July 25, 2020
The former minister of Justice and Public Security, Sergio Moro. Photo: Antonio Cruz/ Ag. Brasil

Italian jurist Luigi Ferrajoli, one of the most important theorists of the guarantee of right to trial, affirmed that the “explicit partiality” of ex-judge Sérgio Moro would justify his suspicion in any country in the world. The statement was made in an interview published by the newspaper Folha de S. Paulo last Saturday 25th July.

To the newspaper, the professor of Philosophy of Law at the University of Rome criticized what he considers a visible confusion between prosecution and judging entity during the operation Car Wash. He said that the Lula Case makes the Clean Hands operation look abiding to the right to trial; and that a Jury is not a fair procedure to process those in charge of serious crimes.

“In the case of the conviction of ex-president Lula, the violations of guarantees of due process were, from the beginning, massive. In any other country, the behavior of judge Moro would justify his suspicion, for his explicit lack of impartiality and for the repeated anticipations of judgement”, he said.

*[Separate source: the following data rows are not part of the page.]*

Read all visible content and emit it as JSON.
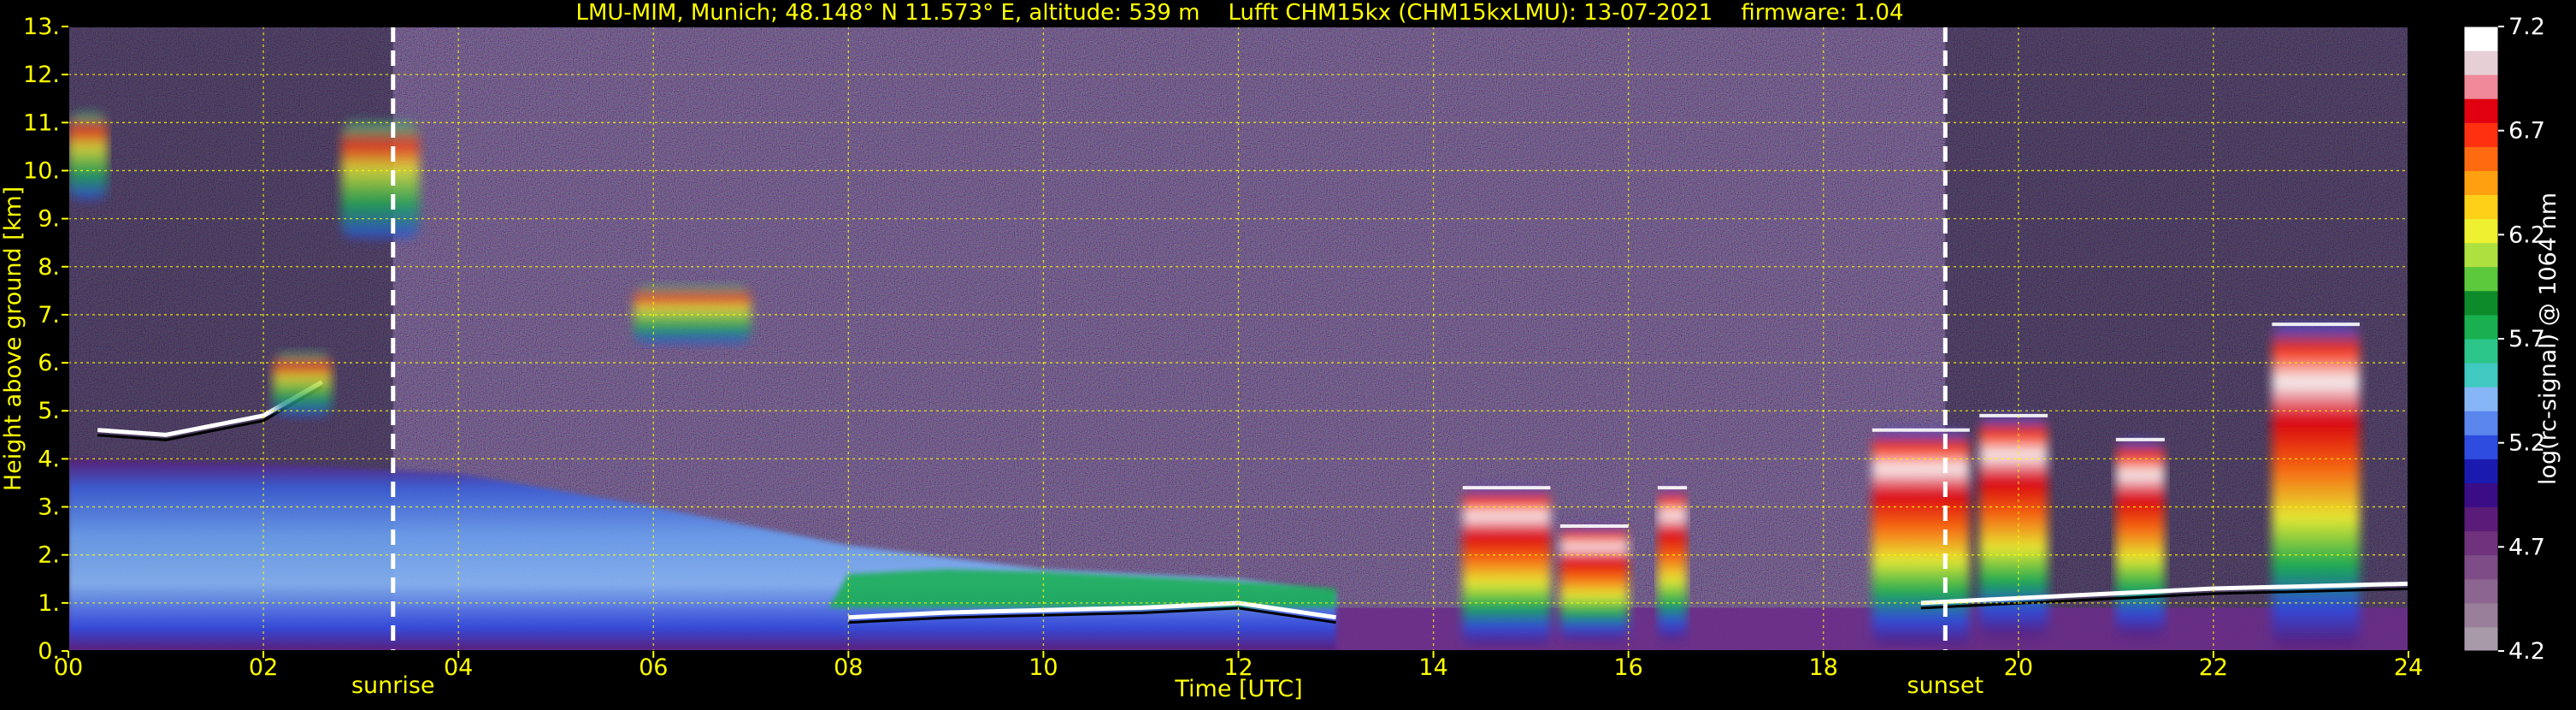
{
  "chart_data": {
    "type": "heatmap",
    "title": "LMU-MIM, Munich; 48.148° N 11.573° E, altitude: 539 m    Lufft CHM15kx (CHM15kxLMU): 13-07-2021    firmware: 1.04",
    "xlabel": "Time [UTC]",
    "ylabel": "Height above ground [km]",
    "xlim": [
      0,
      24
    ],
    "ylim": [
      0,
      13
    ],
    "x_ticks": [
      "00",
      "02",
      "04",
      "06",
      "08",
      "10",
      "12",
      "14",
      "16",
      "18",
      "20",
      "22",
      "24"
    ],
    "y_ticks": [
      "0.",
      "1.",
      "2.",
      "3.",
      "4.",
      "5.",
      "6.",
      "7.",
      "8.",
      "9.",
      "10.",
      "11.",
      "12.",
      "13."
    ],
    "grid": true,
    "annotations": [
      {
        "label": "sunrise",
        "x": 3.33
      },
      {
        "label": "sunset",
        "x": 19.25
      }
    ],
    "colorbar": {
      "label": "log(rc-signal) @ 1064 nm",
      "range": [
        4.2,
        7.2
      ],
      "ticks": [
        "4.2",
        "4.7",
        "5.2",
        "5.7",
        "6.2",
        "6.7",
        "7.2"
      ],
      "colors": [
        "#a89aa8",
        "#9a7f9a",
        "#8c6590",
        "#7e4c86",
        "#70327c",
        "#5a1c78",
        "#3a0d86",
        "#1a1ab0",
        "#2f4ce0",
        "#5a86ee",
        "#86b6f6",
        "#3fc9c0",
        "#2cc68a",
        "#18b050",
        "#0d8a2a",
        "#5cc83c",
        "#aee040",
        "#eef030",
        "#ffd018",
        "#ffa010",
        "#ff6a10",
        "#ff3010",
        "#e00010",
        "#f08a9a",
        "#e6d0d6",
        "#ffffff"
      ]
    },
    "series": [
      {
        "kind": "boundary_layer_aerosol",
        "x": [
          0,
          2,
          4,
          6,
          8,
          10,
          12,
          13
        ],
        "y_top": [
          4.0,
          3.9,
          3.7,
          3.0,
          2.2,
          1.7,
          1.5,
          1.2
        ]
      },
      {
        "kind": "morning_residual_layer_top",
        "x": [
          0.3,
          1.0,
          2.0,
          2.6
        ],
        "y": [
          4.6,
          4.5,
          4.9,
          5.6
        ]
      },
      {
        "kind": "cirrus_cloud",
        "x_start": 0,
        "x_end": 0.4,
        "y_base": 9.4,
        "y_top": 11.2
      },
      {
        "kind": "cirrus_cloud",
        "x_start": 2.8,
        "x_end": 3.6,
        "y_base": 8.6,
        "y_top": 11.0
      },
      {
        "kind": "mid_level_cloud",
        "x_start": 2.1,
        "x_end": 2.7,
        "y_base": 4.9,
        "y_top": 6.2
      },
      {
        "kind": "mid_level_cloud",
        "x_start": 5.8,
        "x_end": 7.0,
        "y_base": 6.4,
        "y_top": 7.6
      },
      {
        "kind": "cloud_base_line",
        "x": [
          8,
          9,
          10,
          11,
          12,
          13
        ],
        "y": [
          0.7,
          0.8,
          0.85,
          0.9,
          1.0,
          0.7
        ]
      },
      {
        "kind": "convective_cloud",
        "x_start": 14.3,
        "x_end": 15.2,
        "y_base": 0.1,
        "y_top": 3.4
      },
      {
        "kind": "convective_cloud",
        "x_start": 15.3,
        "x_end": 16.0,
        "y_base": 0.2,
        "y_top": 2.6
      },
      {
        "kind": "convective_cloud",
        "x_start": 16.3,
        "x_end": 16.6,
        "y_base": 0.2,
        "y_top": 3.4
      },
      {
        "kind": "convective_cloud",
        "x_start": 18.5,
        "x_end": 19.5,
        "y_base": 0.1,
        "y_top": 4.6
      },
      {
        "kind": "convective_cloud",
        "x_start": 19.6,
        "x_end": 20.3,
        "y_base": 0.3,
        "y_top": 4.9
      },
      {
        "kind": "convective_cloud",
        "x_start": 21.0,
        "x_end": 21.5,
        "y_base": 0.3,
        "y_top": 4.4
      },
      {
        "kind": "convective_cloud",
        "x_start": 22.6,
        "x_end": 23.5,
        "y_base": 0.1,
        "y_top": 6.8
      },
      {
        "kind": "evening_boundary_layer_top",
        "x": [
          19,
          20,
          21,
          22,
          23,
          24
        ],
        "y": [
          1.0,
          1.1,
          1.2,
          1.3,
          1.35,
          1.4
        ]
      }
    ]
  }
}
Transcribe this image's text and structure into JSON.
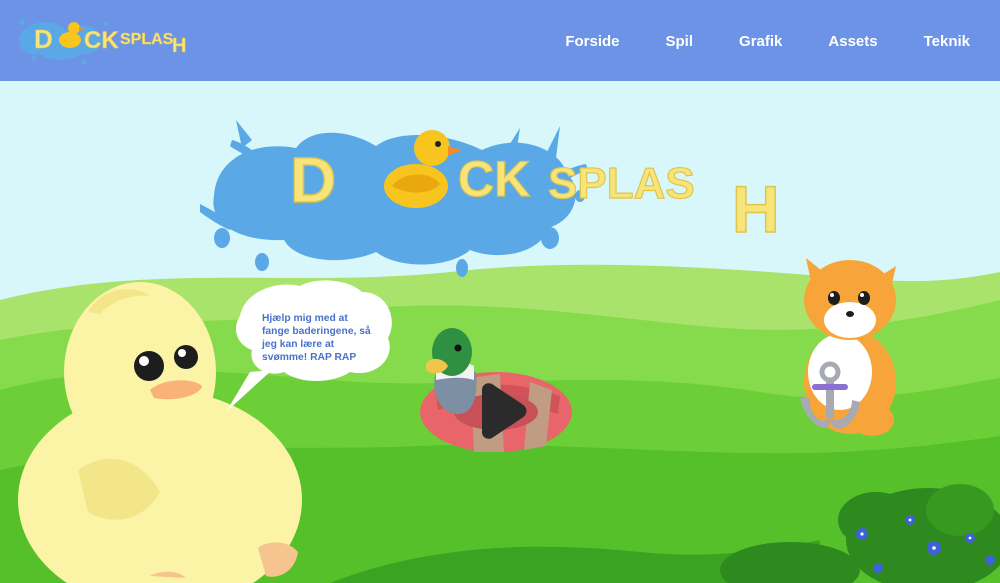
{
  "site": {
    "logo_text": "Duck Splash"
  },
  "nav": {
    "items": [
      {
        "label": "Forside"
      },
      {
        "label": "Spil"
      },
      {
        "label": "Grafik"
      },
      {
        "label": "Assets"
      },
      {
        "label": "Teknik"
      }
    ]
  },
  "hero": {
    "title": "Duck Splash",
    "speech_text": "Hjælp mig med at fange baderingene, så jeg kan lære at svømme! RAP RAP"
  },
  "colors": {
    "nav_bg": "#6c93e6",
    "sky": "#d8f7fb",
    "title_yellow": "#f7e57a",
    "splash_blue": "#5aa9e6",
    "grass_light": "#a9e36b",
    "grass_mid": "#6ccf37",
    "grass_dark": "#3aa322"
  }
}
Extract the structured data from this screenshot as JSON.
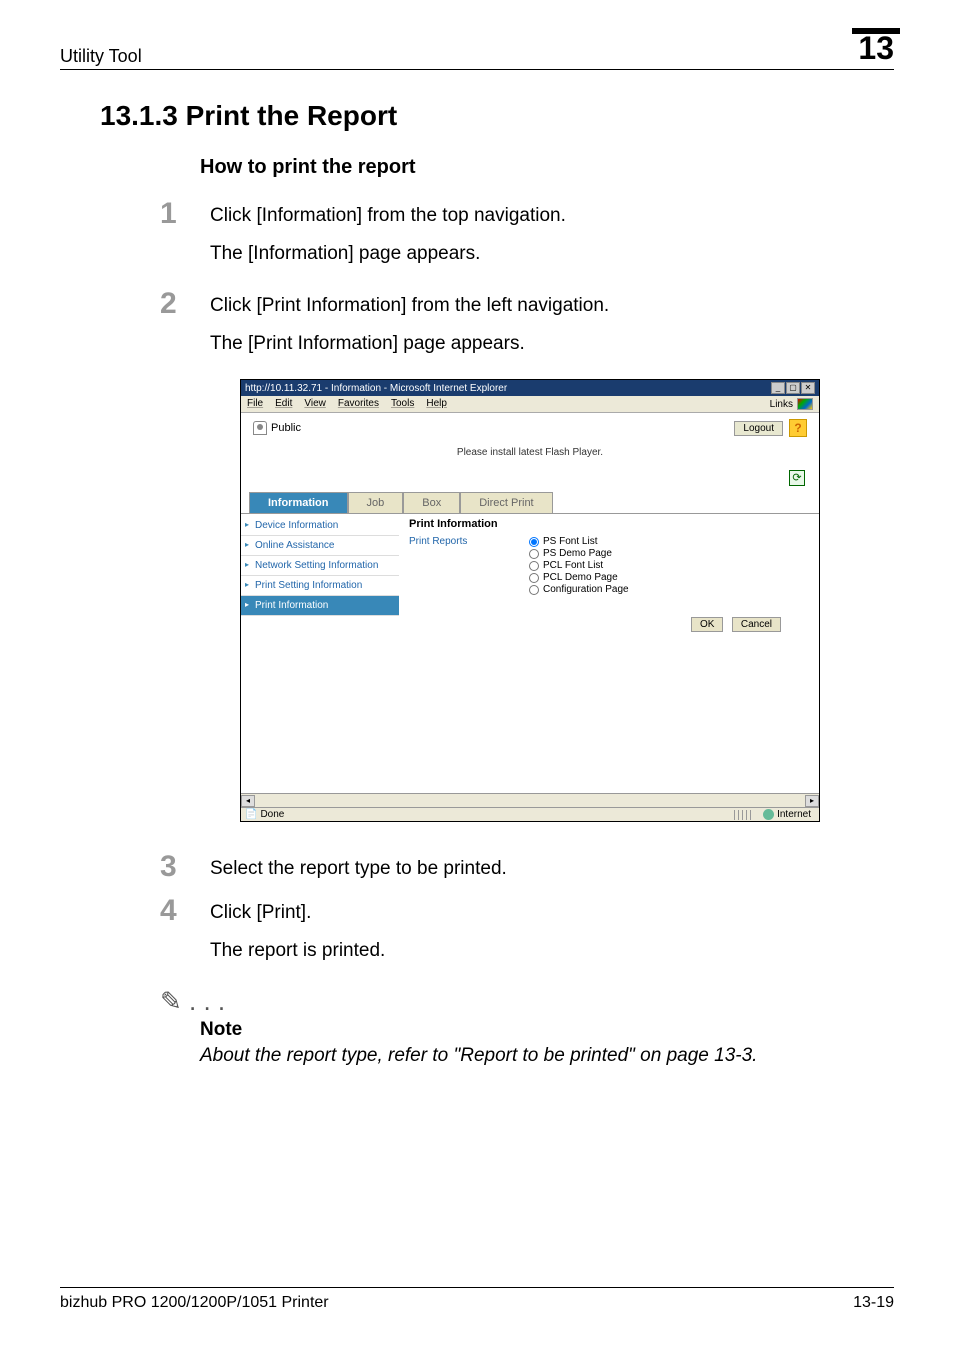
{
  "header": {
    "left": "Utility Tool",
    "right": "13"
  },
  "section_heading": "13.1.3  Print the Report",
  "sub_heading": "How to print the report",
  "steps": [
    {
      "num": "1",
      "text": "Click [Information] from the top navigation.",
      "sub": "The [Information] page appears."
    },
    {
      "num": "2",
      "text": "Click [Print Information] from the left navigation.",
      "sub": "The [Print Information] page appears."
    },
    {
      "num": "3",
      "text": "Select the report type to be printed.",
      "sub": ""
    },
    {
      "num": "4",
      "text": "Click [Print].",
      "sub": "The report is printed."
    }
  ],
  "ie": {
    "title": "http://10.11.32.71 - Information - Microsoft Internet Explorer",
    "menu": [
      "File",
      "Edit",
      "View",
      "Favorites",
      "Tools",
      "Help"
    ],
    "links_label": "Links",
    "user_label": "Public",
    "logout": "Logout",
    "help": "?",
    "flash_msg": "Please install latest Flash Player.",
    "refresh": "⟳",
    "tabs": [
      "Information",
      "Job",
      "Box",
      "Direct Print"
    ],
    "sidebar": [
      "Device Information",
      "Online Assistance",
      "Network Setting Information",
      "Print Setting Information",
      "Print Information"
    ],
    "content_title": "Print Information",
    "print_reports_label": "Print Reports",
    "radios": [
      "PS Font List",
      "PS Demo Page",
      "PCL Font List",
      "PCL Demo Page",
      "Configuration Page"
    ],
    "ok": "OK",
    "cancel": "Cancel",
    "status_done": "Done",
    "status_zone": "Internet",
    "scroll_left": "◂",
    "scroll_right": "▸",
    "win_min": "_",
    "win_max": "▢",
    "win_close": "✕"
  },
  "note": {
    "icon": "✎ . . .",
    "heading": "Note",
    "text": "About the report type, refer to \"Report to be printed\" on page 13-3."
  },
  "footer": {
    "left": "bizhub PRO 1200/1200P/1051 Printer",
    "right": "13-19"
  }
}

For him, there is no doubt that the Italian trials of the early 1990´s undoubtedly committed “excesses anti-right to trial” such the abuse of preventive detentions and the excessive protagonism of the delator.

However, he proceeds, compared to the acting of Moro and prosecutors of the Public Prosecutor´s Office in Curitiba, the judgements in Italy “look like a model of the right to trial”. “In those trials there was never a confusion between judge and prosecution: the limitations of freedom during discovery and, obviously, the sentences were always decided by independent judges whom, several times, rejected the requests of the prosecution for considering them insufficiently grounded”, he considered.

It is not the first time that Ferrajoli criticizes the acting of Moro and the prosecutors of Paraná. In a letter published at ConJur in 2018, he expressed preoccupations with the “unique inquisitorial trait of the Brazilian penal process” and the confusion “between the judging role and the instruction role”.

“The impression that this process brings in vast swaths of the Italian democratic jurist culture, is of an impressive absence of impartiality from the part of the judges and prosecutors who promoted it”, he affirmed in the occasion.

Suspicion
Everything points out that the legal action about the suspicion of Moro, being analysed by the Second Panel of the Supreme Court, should be ruled within this year. Should the ex-magistrate of the 13th Federal Court be considered suspect, the processes of the ex-president Lula return to the denunciation phase and Workers Party leader will once again be able to run for office.

The process against Moro was filed after the website The Intercept Brazil revealed the exchange of messages between him and prosecutors of the self-proclaimed “Car Wash taskforce” in Curitiba. In the conversations, the functions of prosecution and judgement are blurred.

The ex-judge, for instance, guided the work of prosecutors and demanded efficiency from the “taskforce”, even coming to order search and seizure operations at the suspects´ homes with no demand from the Public Prosecutor´s Office.

In 2016, Moro even received an unfinished manifestation from the Prosecutor´s Office. After being pushed by the ex-judge, the prosecutor Deltan Dallagnol sent the piece with no review so Moro could advance his sentence.

Conjur | Translated by Mauricio Pupo.